The Elephant and The Wise Men

The first learning tool of learning how to think, as proposed by Orlando University, is to ask students to revisit the ancient story of the Elephant and Blind Men (EBM). Most of us learned when we were children but likely have forgotten, that the basic idea of EBM is to understand two basic things. First, if someone wants to learn the truth or the whole truth of something, one needs to know the whole thing or all of its parts as a whole. Stated differently, we must try to gather all of the pertinent facts. Second, if one only knows one part, but believes or claims the part is the whole truth, one likely will be ridiculously wrong just like the blind men.

The University believes that such a simple story and its equally simple message have largely been ignored in conventional teaching, practice and research. This unfortunately includes the learning methodology employed at many institutions of higher education. Creating a set of concise and comprehensive foundation courses by Orlando University as one of three core curriculum components is intended to improve such a deficiency or insufficiency.

Modern higher education has been highly specialized into a myriad number of disciplines. This trend is continuing in order to meet the needs of an increasing modern society. Specialized or technical knowledge and skills are essential for various professional specialties, ranging from science, technology and engineering to medical, law or financial services.
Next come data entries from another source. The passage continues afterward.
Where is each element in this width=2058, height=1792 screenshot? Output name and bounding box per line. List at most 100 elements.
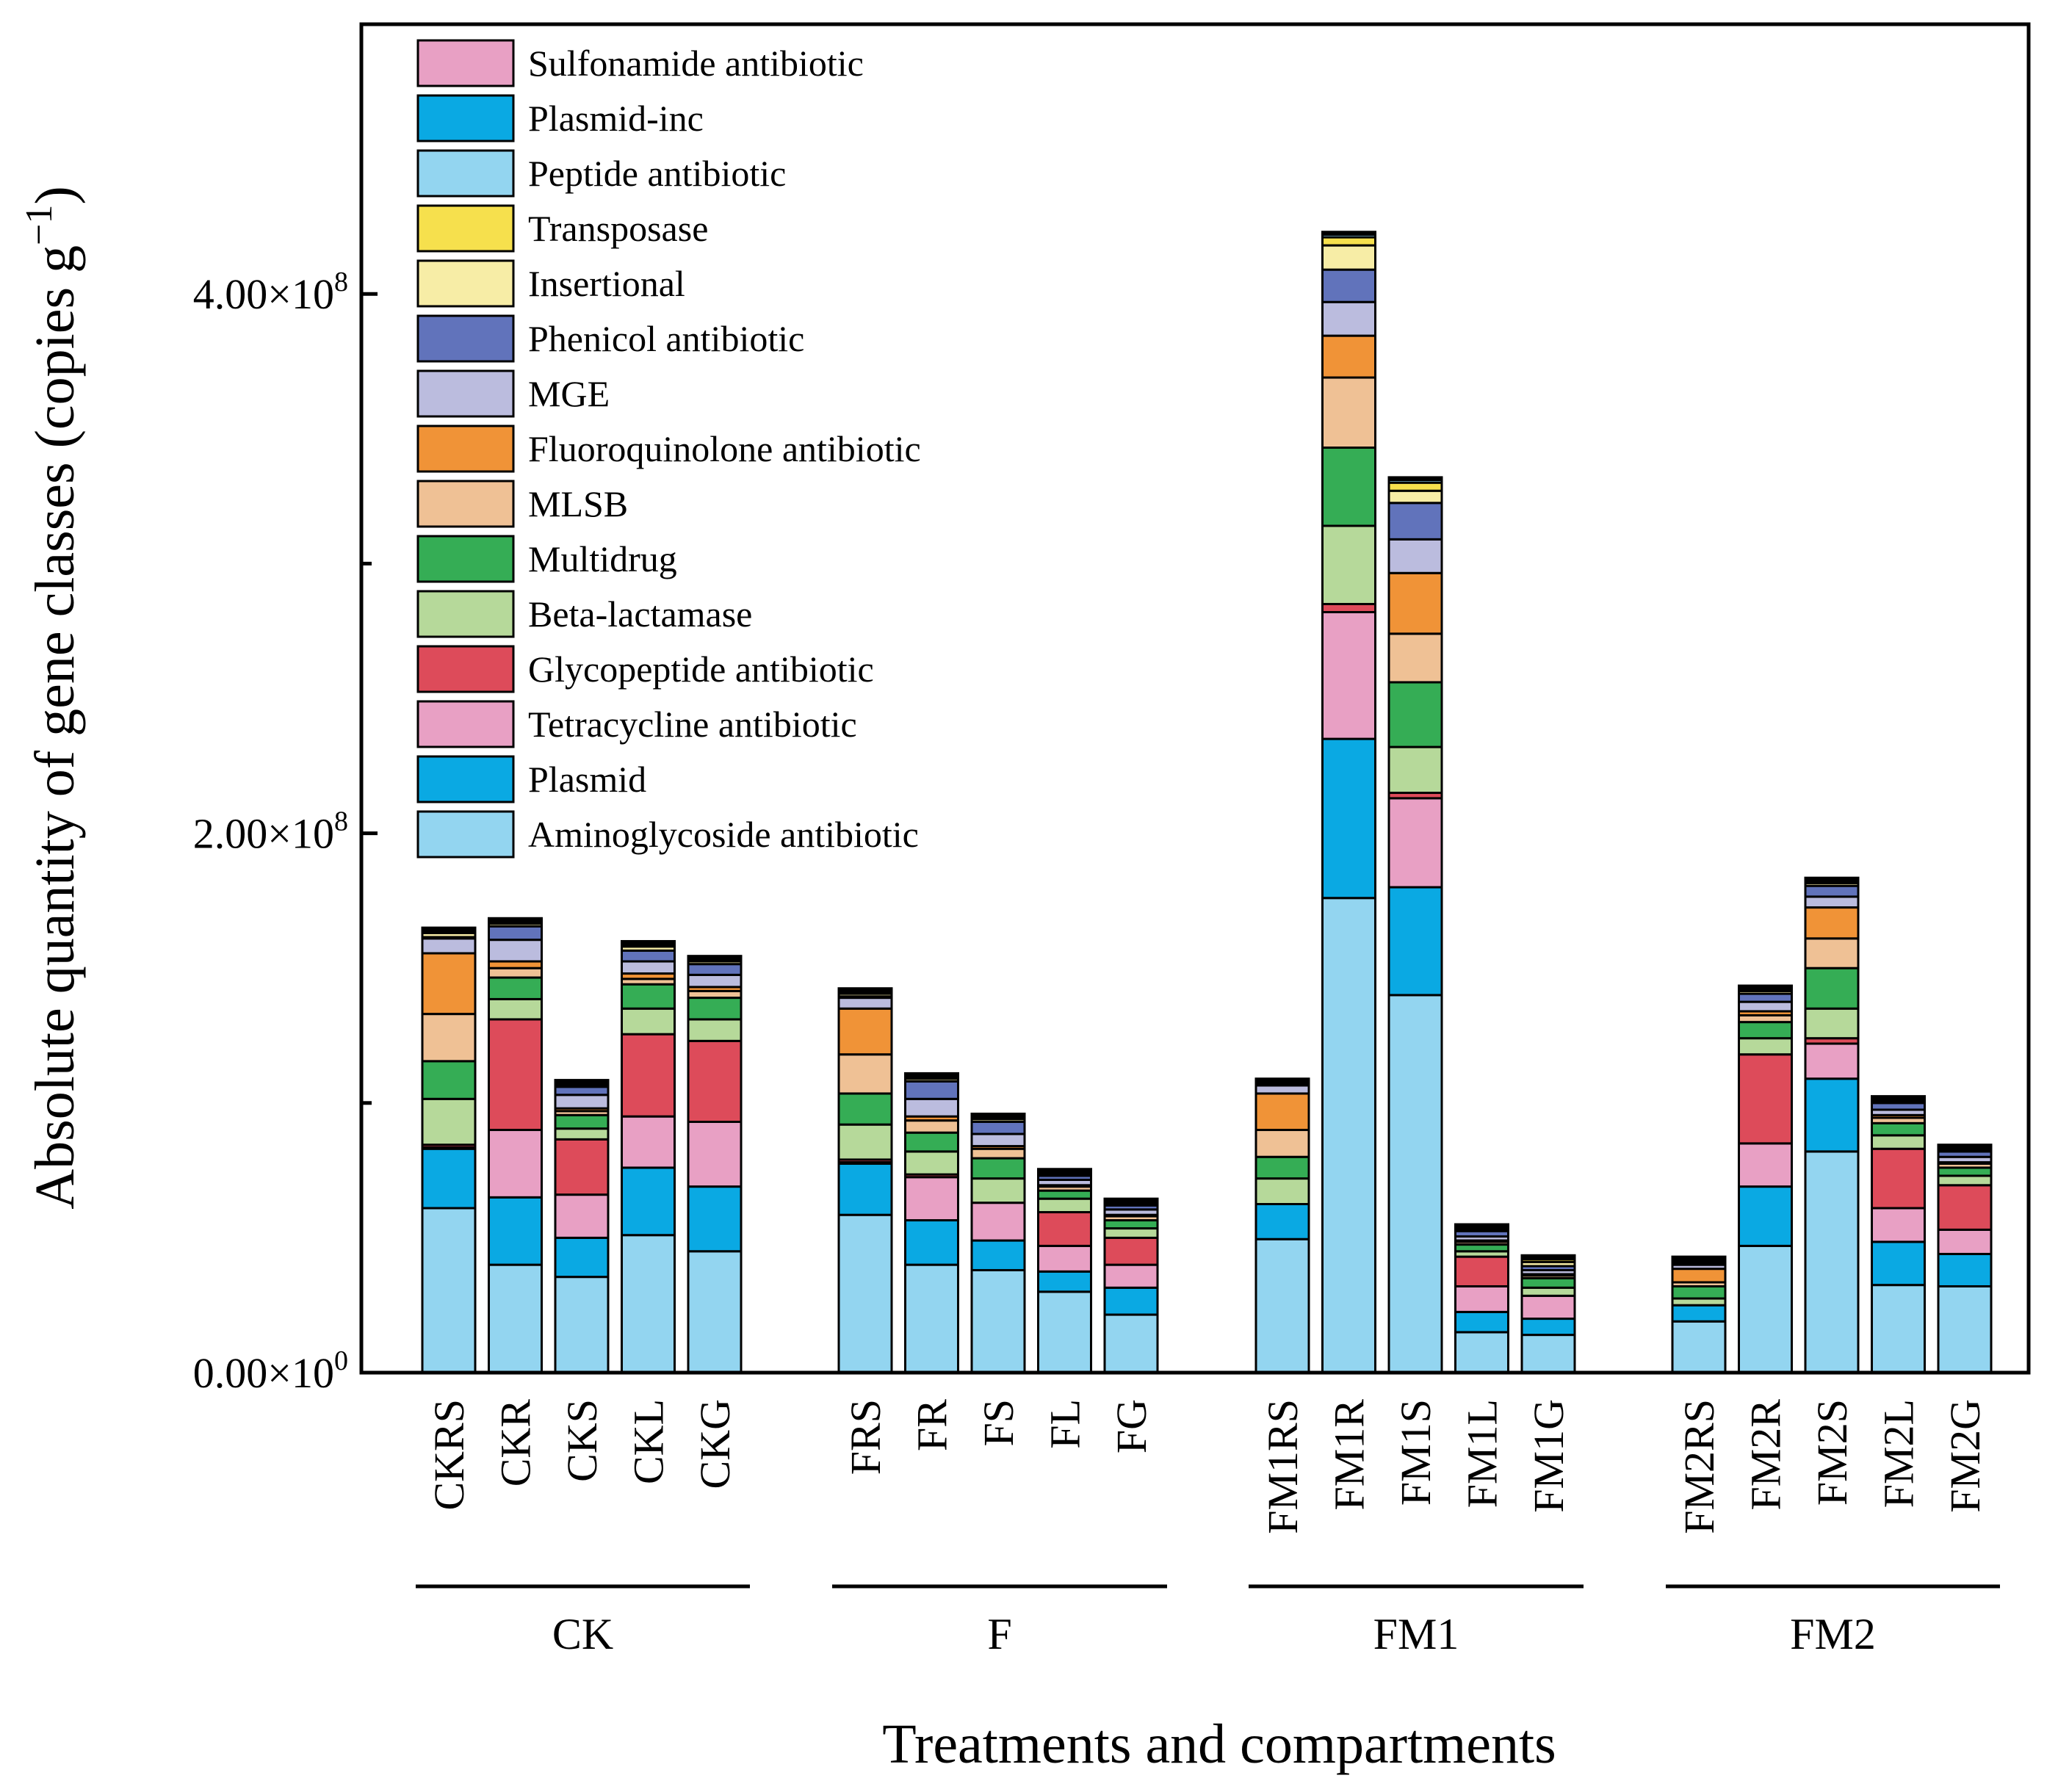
bar-segment-multidrug xyxy=(1103,1219,1159,1230)
bar-segment-plasmid xyxy=(970,1239,1026,1271)
bar-segment-mlsb xyxy=(1387,632,1443,684)
legend-item-mlsb: MLSB xyxy=(416,480,628,528)
x-tick-label-fm2s: FM2S xyxy=(1808,1399,1856,1506)
bar-segment-mge xyxy=(1254,1084,1310,1095)
legend-item-phenicol-antibiotic: Phenicol antibiotic xyxy=(416,314,804,363)
bar-segment-plasmid xyxy=(1937,1252,1993,1287)
x-axis-title: Treatments and compartments xyxy=(882,1713,1556,1775)
bar-segment-beta-lactamase xyxy=(1871,1134,1926,1150)
bar-segment-glycopeptide-antibiotic xyxy=(1738,1053,1793,1145)
bar-segment-multidrug xyxy=(1520,1276,1576,1289)
x-tick-label-fm1r: FM1R xyxy=(1326,1399,1373,1511)
bar-segment-plasmid xyxy=(1387,886,1443,997)
bar-fl xyxy=(1037,1168,1092,1374)
x-tick-label-fm2rs: FM2RS xyxy=(1675,1399,1723,1534)
bar-segment-mge xyxy=(1321,300,1376,337)
bar-segment-mge xyxy=(970,1132,1026,1148)
bar-segment-mge xyxy=(837,997,893,1010)
legend-label: Transposase xyxy=(528,208,708,249)
bar-segment-glycopeptide-antibiotic xyxy=(1103,1236,1159,1266)
legend-swatch xyxy=(416,259,515,308)
group-label-fm1: FM1 xyxy=(1373,1610,1459,1658)
x-tick-label-frs: FRS xyxy=(842,1399,889,1475)
bar-fm2r xyxy=(1738,984,1793,1374)
bar-segment-tetracycline-antibiotic xyxy=(1454,1285,1509,1313)
bar-segment-mge xyxy=(554,1094,610,1110)
bar-fm1r xyxy=(1321,231,1376,1374)
bar-segment-multidrug xyxy=(488,976,543,1000)
bar-fm2s xyxy=(1804,876,1860,1374)
bar-segment-beta-lactamase xyxy=(1254,1177,1310,1205)
bar-segment-phenicol-antibiotic xyxy=(621,949,676,963)
bar-segment-beta-lactamase xyxy=(554,1127,610,1141)
bar-segment-mge xyxy=(621,960,676,975)
x-tick-label-fs: FS xyxy=(975,1399,1022,1447)
bar-fs xyxy=(970,1112,1026,1374)
bar-segment-mlsb xyxy=(1254,1129,1310,1158)
bar-segment-sulfonamide-antibiotic xyxy=(1254,1077,1310,1082)
bar-segment-tetracycline-antibiotic xyxy=(1738,1142,1793,1188)
bar-segment-multidrug xyxy=(970,1157,1026,1180)
bar-segment-aminoglycoside-antibiotic xyxy=(1454,1331,1509,1374)
bar-segment-mge xyxy=(1387,538,1443,574)
plot-frame xyxy=(359,22,2031,1375)
legend-swatch xyxy=(416,149,515,198)
x-tick-label-ckg: CKG xyxy=(691,1399,739,1489)
legend-item-sulfonamide-antibiotic: Sulfonamide antibiotic xyxy=(416,39,864,87)
bar-fm1g xyxy=(1520,1254,1576,1374)
bar-segment-mlsb xyxy=(1321,376,1376,449)
bar-segment-aminoglycoside-antibiotic xyxy=(1387,994,1443,1374)
bar-segment-aminoglycoside-antibiotic xyxy=(1937,1285,1993,1374)
bar-segment-beta-lactamase xyxy=(1804,1007,1860,1040)
bar-segment-phenicol-antibiotic xyxy=(1738,992,1793,1003)
group-label-f: F xyxy=(987,1610,1011,1658)
legend-item-insertional: Insertional xyxy=(416,259,685,308)
y-tick-label: 0.00×100 xyxy=(193,1345,348,1397)
bar-segment-transposase xyxy=(1387,481,1443,492)
bar-segment-multidrug xyxy=(421,1060,477,1100)
legend-swatch xyxy=(416,700,515,748)
bar-segment-multidrug xyxy=(1037,1189,1092,1200)
bar-segment-tetracycline-antibiotic xyxy=(970,1202,1026,1242)
bar-segment-mlsb xyxy=(421,1013,477,1063)
legend-swatch xyxy=(416,480,515,528)
legend-swatch xyxy=(416,424,515,473)
legend-item-fluoroquinolone-antibiotic: Fluoroquinolone antibiotic xyxy=(416,424,921,473)
bar-segment-mge xyxy=(488,939,543,963)
bar-segment-sulfonamide-antibiotic xyxy=(621,939,676,944)
bar-segment-plasmid xyxy=(904,1219,959,1266)
bar-segment-beta-lactamase xyxy=(421,1097,477,1146)
bar-segment-aminoglycoside-antibiotic xyxy=(1804,1150,1860,1374)
bar-segment-aminoglycoside-antibiotic xyxy=(621,1234,676,1374)
bar-segment-phenicol-antibiotic xyxy=(904,1080,959,1100)
bar-segment-mlsb xyxy=(1804,937,1860,969)
bar-segment-beta-lactamase xyxy=(1037,1197,1092,1214)
bar-segment-tetracycline-antibiotic xyxy=(1037,1244,1092,1273)
y-tick-label: 2.00×108 xyxy=(193,806,348,858)
bar-segment-mge xyxy=(1738,1000,1793,1013)
legend-label: Aminoglycoside antibiotic xyxy=(528,814,919,855)
legend-swatch xyxy=(416,204,515,253)
bar-segment-aminoglycoside-antibiotic xyxy=(904,1263,959,1374)
bar-segment-tetracycline-antibiotic xyxy=(1937,1228,1993,1255)
bar-segment-tetracycline-antibiotic xyxy=(1871,1207,1926,1243)
bar-ckl xyxy=(621,939,676,1374)
bar-segment-sulfonamide-antibiotic xyxy=(554,1079,610,1083)
bar-segment-plasmid xyxy=(554,1236,610,1279)
x-tick-label-fm1s: FM1S xyxy=(1392,1399,1440,1506)
bar-segment-tetracycline-antibiotic xyxy=(1321,610,1376,740)
bar-segment-aminoglycoside-antibiotic xyxy=(1520,1334,1576,1374)
legend-item-tetracycline-antibiotic: Tetracycline antibiotic xyxy=(416,700,857,748)
bar-segment-sulfonamide-antibiotic xyxy=(1738,984,1793,989)
y-axis: 0.00×100 2.00×108 4.00×108 xyxy=(193,267,378,1397)
bar-segment-aminoglycoside-antibiotic xyxy=(1103,1313,1159,1374)
bar-segment-aminoglycoside-antibiotic xyxy=(687,1250,743,1374)
legend-label: Multidrug xyxy=(528,538,677,579)
bar-segment-mge xyxy=(421,937,477,955)
legend-label: Sulfonamide antibiotic xyxy=(528,43,864,84)
bar-segment-sulfonamide-antibiotic xyxy=(904,1072,959,1076)
bar-segment-sulfonamide-antibiotic xyxy=(687,955,743,959)
bar-segment-glycopeptide-antibiotic xyxy=(1937,1184,1993,1231)
bar-fg xyxy=(1103,1197,1159,1374)
bar-segment-multidrug xyxy=(1387,681,1443,748)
As a result, how to apply various perspectives correctly or properly in order to understand, interpret or deal with a particular subject (s) as a whole is critically essential.

The wide spectrum of foundation courses created by the University for its students as well as participating faculty, is also intended to reinforce this simple message – “Know What You Really Don’t Know.” This is the other side of the EBM story – that is, only to say or tell what we see or know. If we would think the part we knew or thought as the whole, we would be laughed at for being blind or wrong.

Through the foundation courses, students have opportunities to see how academia, professionals and other practitioners view the same entity or issue. Their differing perspectives, just as in the case of the Elephant and the Blind Men, often result in very different conclusions or positions. Understanding this fact of life helps students to understanding how limited and biased human perceptions or thinking can be, as well as how often humans act without adequate or unbiased information.

The University encourages faculty and students to think and to appreciate the thinking of Confucius, who taught his students over 2000 years ago: “Real knowledge is to know the extent of ignorance of his own.” Knowing what we don’t know will not make us unintelligent; rather it has the opposite effect. It likely will assist people to investigate the issue of concern more thoroughly and, in so doing, gain a better understanding in order to make a wiser choice through better judgment. Those who fail to know their limitations, that is, what they do not know, often make poor or unwise choices.